Now does that sound right to you? It's quite late here...
Saludos,
Doug Dawn
Mexico
En un mensaje con fecha 01/08/2004 4:10:31 AM Mexico Standard Time, [EMAIL PROTECTED] escribe:
Dear List,
I was pondering what Ron had to say about hypersonic
impacts and other comments.
From the Wilemette, Alnighito and Hoba meteorites,
it's safe to say the largest non-hypervelocity
impactors on Earth are about ~10 meters, as an order
of magnitude.
To avoid hypervelocity impact, the object must be
slowed by some dynamic pressure, which is proportional
to the density of the atmosphere x velocity squared.
The entry velocity is escape velocity for the planet;
For no hypervelocity impact the final velocity must be
less than the speed of sound in rock, which, in
comparison to the planet escape velocity, and for the
purposes of this crude proportionality calculation, is
close to zero.
The escape velocity squared is proportional to g
for the planet. This is 0.4 for Mars, approximately,
compared to Earth.
The desnity of the Mars atmosphere is about a
hundredth of Earth's, i.e., .01.
So the max dynamic pressure available on Mars is
about 0.4 x 0.01 = ` .004 compared to Earth. So a
MASS only .004 of the largest meteorites on Earth
could be brought below hypervelocity on Mars.

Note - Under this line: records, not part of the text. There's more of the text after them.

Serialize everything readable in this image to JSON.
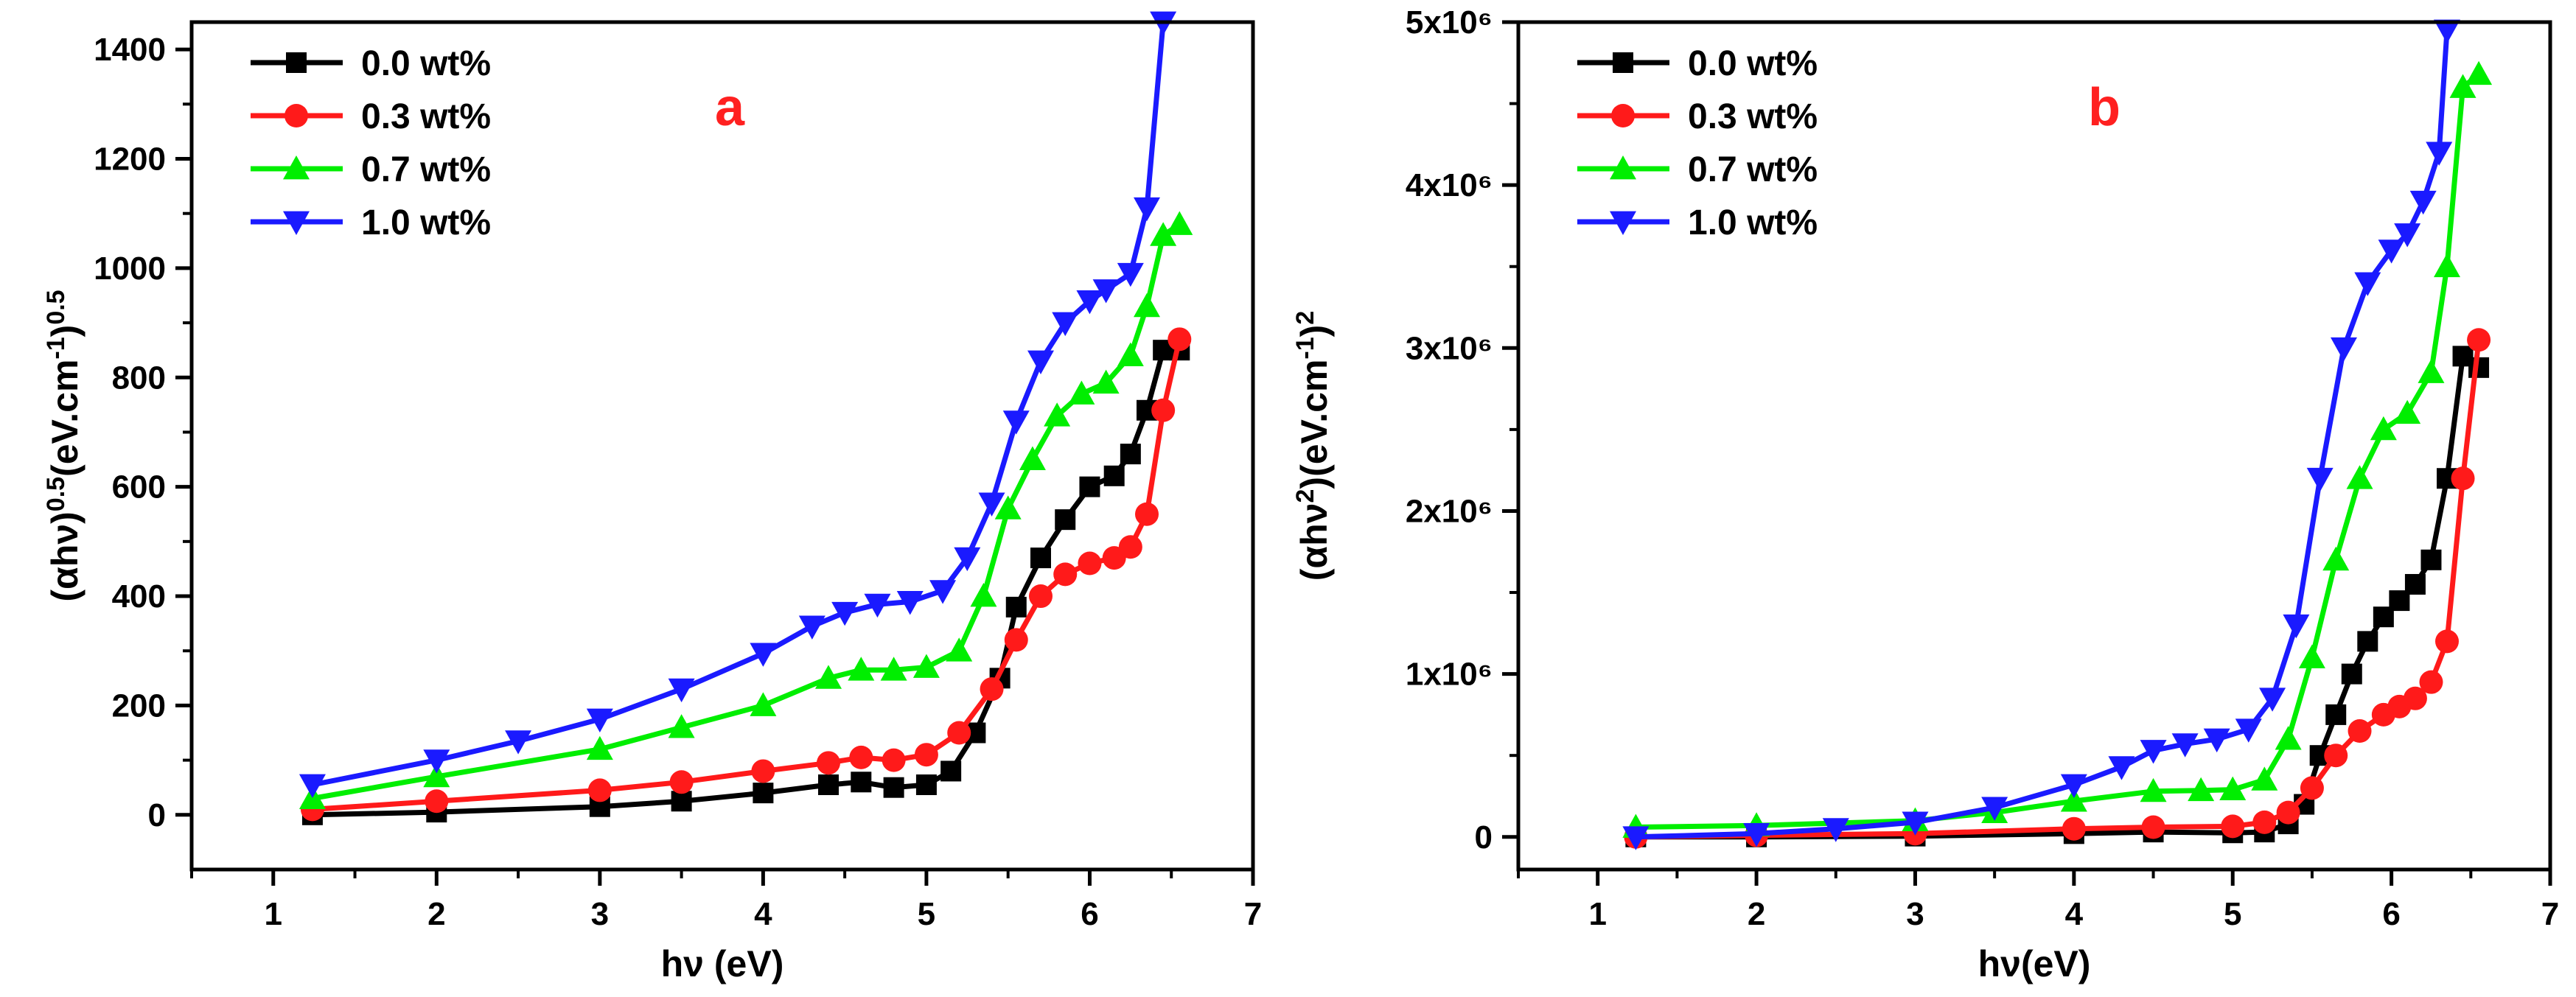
{
  "colors": {
    "0.0 wt%": "#000000",
    "0.3 wt%": "#ff1a1a",
    "0.7 wt%": "#00ee00",
    "1.0 wt%": "#1a1aff"
  },
  "chart_data": [
    {
      "type": "line",
      "panel": "a",
      "title": "",
      "xlabel": "hν (eV)",
      "ylabel": "(αhν)^0.5(eV.cm^-1)^0.5",
      "ylabel_parts": {
        "a": "(αhν)",
        "b": "0.5",
        "c": "(eV.cm",
        "d": "-1",
        "e": ")",
        "f": "0.5"
      },
      "xlim": [
        0.5,
        7
      ],
      "ylim": [
        -100,
        1450
      ],
      "xticks": [
        1,
        2,
        3,
        4,
        5,
        6,
        7
      ],
      "yticks": [
        0,
        200,
        400,
        600,
        800,
        1000,
        1200,
        1400
      ],
      "ytick_labels": [
        "0",
        "200",
        "400",
        "600",
        "800",
        "1000",
        "1200",
        "1400"
      ],
      "legend_position": "top-left",
      "series": [
        {
          "name": "0.0 wt%",
          "marker": "square",
          "x": [
            1.24,
            2.0,
            3.0,
            3.5,
            4.0,
            4.4,
            4.6,
            4.8,
            5.0,
            5.15,
            5.3,
            5.45,
            5.55,
            5.7,
            5.85,
            6.0,
            6.15,
            6.25,
            6.35,
            6.45,
            6.55
          ],
          "y": [
            0,
            5,
            15,
            25,
            40,
            55,
            60,
            50,
            55,
            80,
            150,
            250,
            380,
            470,
            540,
            600,
            620,
            660,
            740,
            850,
            850
          ]
        },
        {
          "name": "0.3 wt%",
          "marker": "circle",
          "x": [
            1.24,
            2.0,
            3.0,
            3.5,
            4.0,
            4.4,
            4.6,
            4.8,
            5.0,
            5.2,
            5.4,
            5.55,
            5.7,
            5.85,
            6.0,
            6.15,
            6.25,
            6.35,
            6.45,
            6.55
          ],
          "y": [
            10,
            25,
            45,
            60,
            80,
            95,
            105,
            100,
            110,
            150,
            230,
            320,
            400,
            440,
            460,
            470,
            490,
            550,
            740,
            870
          ]
        },
        {
          "name": "0.7 wt%",
          "marker": "triangle-up",
          "x": [
            1.24,
            2.0,
            3.0,
            3.5,
            4.0,
            4.4,
            4.6,
            4.8,
            5.0,
            5.2,
            5.35,
            5.5,
            5.65,
            5.8,
            5.95,
            6.1,
            6.25,
            6.35,
            6.45,
            6.55
          ],
          "y": [
            30,
            70,
            120,
            160,
            200,
            250,
            265,
            265,
            270,
            300,
            400,
            560,
            650,
            730,
            770,
            790,
            840,
            930,
            1060,
            1080
          ]
        },
        {
          "name": "1.0 wt%",
          "marker": "triangle-down",
          "x": [
            1.24,
            2.0,
            2.5,
            3.0,
            3.5,
            4.0,
            4.3,
            4.5,
            4.7,
            4.9,
            5.1,
            5.25,
            5.4,
            5.55,
            5.7,
            5.85,
            6.0,
            6.1,
            6.25,
            6.35,
            6.45
          ],
          "y": [
            55,
            100,
            135,
            175,
            230,
            295,
            345,
            370,
            385,
            390,
            410,
            470,
            570,
            720,
            830,
            900,
            940,
            960,
            990,
            1110,
            1450
          ]
        }
      ]
    },
    {
      "type": "line",
      "panel": "b",
      "title": "",
      "xlabel": "hν(eV)",
      "ylabel": "(αhν^2)(eV.cm^-1)^2",
      "ylabel_parts": {
        "a": "(αhν",
        "b": "2",
        "c": ")(eV.cm",
        "d": "-1",
        "e": ")",
        "f": "2"
      },
      "xlim": [
        0.5,
        7
      ],
      "ylim": [
        -200000,
        5000000
      ],
      "xticks": [
        1,
        2,
        3,
        4,
        5,
        6,
        7
      ],
      "yticks": [
        0,
        1000000,
        2000000,
        3000000,
        4000000,
        5000000
      ],
      "ytick_labels": [
        "0",
        "1x10⁶",
        "2x10⁶",
        "3x10⁶",
        "4x10⁶",
        "5x10⁶"
      ],
      "legend_position": "top-left",
      "series": [
        {
          "name": "0.0 wt%",
          "marker": "square",
          "x": [
            1.24,
            2.0,
            3.0,
            4.0,
            4.5,
            5.0,
            5.2,
            5.35,
            5.45,
            5.55,
            5.65,
            5.75,
            5.85,
            5.95,
            6.05,
            6.15,
            6.25,
            6.35,
            6.45,
            6.55
          ],
          "y": [
            0,
            0,
            5000,
            20000,
            30000,
            25000,
            30000,
            80000,
            200000,
            500000,
            750000,
            1000000,
            1200000,
            1350000,
            1450000,
            1550000,
            1700000,
            2200000,
            2950000,
            2880000
          ]
        },
        {
          "name": "0.3 wt%",
          "marker": "circle",
          "x": [
            1.24,
            2.0,
            3.0,
            4.0,
            4.5,
            5.0,
            5.2,
            5.35,
            5.5,
            5.65,
            5.8,
            5.95,
            6.05,
            6.15,
            6.25,
            6.35,
            6.45,
            6.55
          ],
          "y": [
            0,
            10000,
            20000,
            50000,
            60000,
            65000,
            90000,
            150000,
            300000,
            500000,
            650000,
            750000,
            800000,
            850000,
            950000,
            1200000,
            2200000,
            3050000
          ]
        },
        {
          "name": "0.7 wt%",
          "marker": "triangle-up",
          "x": [
            1.24,
            2.0,
            3.0,
            3.5,
            4.0,
            4.5,
            4.8,
            5.0,
            5.2,
            5.35,
            5.5,
            5.65,
            5.8,
            5.95,
            6.1,
            6.25,
            6.35,
            6.45,
            6.55
          ],
          "y": [
            60000,
            70000,
            100000,
            150000,
            220000,
            280000,
            285000,
            290000,
            350000,
            600000,
            1100000,
            1700000,
            2200000,
            2500000,
            2600000,
            2850000,
            3500000,
            4600000,
            4680000
          ]
        },
        {
          "name": "1.0 wt%",
          "marker": "triangle-down",
          "x": [
            1.24,
            2.0,
            2.5,
            3.0,
            3.5,
            4.0,
            4.3,
            4.5,
            4.7,
            4.9,
            5.1,
            5.25,
            5.4,
            5.55,
            5.7,
            5.85,
            6.0,
            6.1,
            6.2,
            6.3,
            6.35
          ],
          "y": [
            0,
            20000,
            50000,
            90000,
            180000,
            320000,
            430000,
            530000,
            570000,
            600000,
            660000,
            850000,
            1300000,
            2200000,
            3000000,
            3400000,
            3600000,
            3700000,
            3900000,
            4200000,
            4950000
          ]
        }
      ]
    }
  ]
}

Since mass is proportional to radius cubed, the
largest meteorites on Mars to survive hypervelocity
impacts are therefore in the order of about 1 meter in
size. Since that is an approximate upper limit, we
would expect to find centimeter-size to 10 cm. size
meteorites in the Gusev strewnfield.
Is my thinking right on this? I admit I made a
great many handwaving assumptions and used a very tiny
envelope to write on the back of. Am I in the ball
park?
Francis Graham